HMS Newmarket (G47)
Navy: | RN |
Type: | Destroyer |
Class: | Town |
Pennant: | G 47 |
Built by: | Union Iron Works (San Francisco, California, U.S.A.) |
Laid down: | 31 Oct, 1917 |
Launched: | 28 Mar, 1918 |
Commissioned: | 26 Nov, 1940 |
End service: | Sep, 1945 |
History: | |
USS Robinson was recommissioned on 23 August
1940 for transfer to the British Government under terms of the destroyers-in
exchange for-bases agreement. The transfer was effected at Halifax, Nova
Scotia, on 26 November 1940 when Robinson was renamed HMS Newmarket and
taken over by a care and maintenance party of the Royal Canadian Navy. She
was commissioned in the British Navy by a Royal Navy crew on 5 December
1940.
Newmarket departed Halifax on 15 January for the United Kingdom, calling at St. John's and arriving at Belfast on the 26th and at Plymouth, England, on the 30th. After a short refit on the Humber, she began convoy escort work in the Western Approaches Command and on 2 June 1941, was unsuccessfully attacked by an aircraft in the northwestern approaches. Later that month she proceeded to Sheerness, and was in dockyard hands until November when she joined the 8th Escort Group, at Londonderry. On 3 January 1942, Newmarket had to leave Convoy H.X. 166 because of boiler trouble, and proceeded to Lough Foyle. On the 30th she arrived at Liverpool, and was under refit until the end of March.

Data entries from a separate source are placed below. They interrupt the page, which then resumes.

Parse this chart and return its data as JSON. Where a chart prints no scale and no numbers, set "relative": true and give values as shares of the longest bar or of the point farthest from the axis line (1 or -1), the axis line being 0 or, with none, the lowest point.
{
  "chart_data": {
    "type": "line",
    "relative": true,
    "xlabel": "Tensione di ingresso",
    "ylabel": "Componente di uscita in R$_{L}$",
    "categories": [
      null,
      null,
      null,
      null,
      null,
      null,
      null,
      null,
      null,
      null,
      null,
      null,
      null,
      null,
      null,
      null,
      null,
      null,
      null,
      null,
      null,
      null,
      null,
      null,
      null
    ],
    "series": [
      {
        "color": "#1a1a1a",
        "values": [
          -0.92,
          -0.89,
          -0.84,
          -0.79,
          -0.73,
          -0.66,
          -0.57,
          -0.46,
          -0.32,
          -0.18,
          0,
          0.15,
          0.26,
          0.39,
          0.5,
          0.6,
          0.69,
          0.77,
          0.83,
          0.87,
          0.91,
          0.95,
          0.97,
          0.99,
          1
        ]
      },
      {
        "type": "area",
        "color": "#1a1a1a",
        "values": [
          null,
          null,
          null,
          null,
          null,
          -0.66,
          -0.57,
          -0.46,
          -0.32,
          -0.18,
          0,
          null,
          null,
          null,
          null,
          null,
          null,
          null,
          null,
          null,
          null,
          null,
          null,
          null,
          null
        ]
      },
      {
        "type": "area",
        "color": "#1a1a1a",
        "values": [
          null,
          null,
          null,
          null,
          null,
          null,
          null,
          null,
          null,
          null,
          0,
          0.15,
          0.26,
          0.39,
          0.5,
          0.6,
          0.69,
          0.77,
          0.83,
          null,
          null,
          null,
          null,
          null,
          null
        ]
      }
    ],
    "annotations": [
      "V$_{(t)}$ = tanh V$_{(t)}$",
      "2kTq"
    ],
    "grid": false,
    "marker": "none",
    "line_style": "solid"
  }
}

In April 1942, she escorted the Russian convoy P.Q. 14, but, a month later, was allocated for duty as an aircraft target ship in the Firth of Forth. She refitted at Leith between December 1942 and February 1943, and later in the year, refitted again at Rosyth, Scotland. In September 1943, Newmarket was reduced to care and maintenance status at Rosyth but resumed duty as an aircraft target ship from the spring of 1944, until after the end of the war in Europe. She was scrapped at Llanelly in September 1945.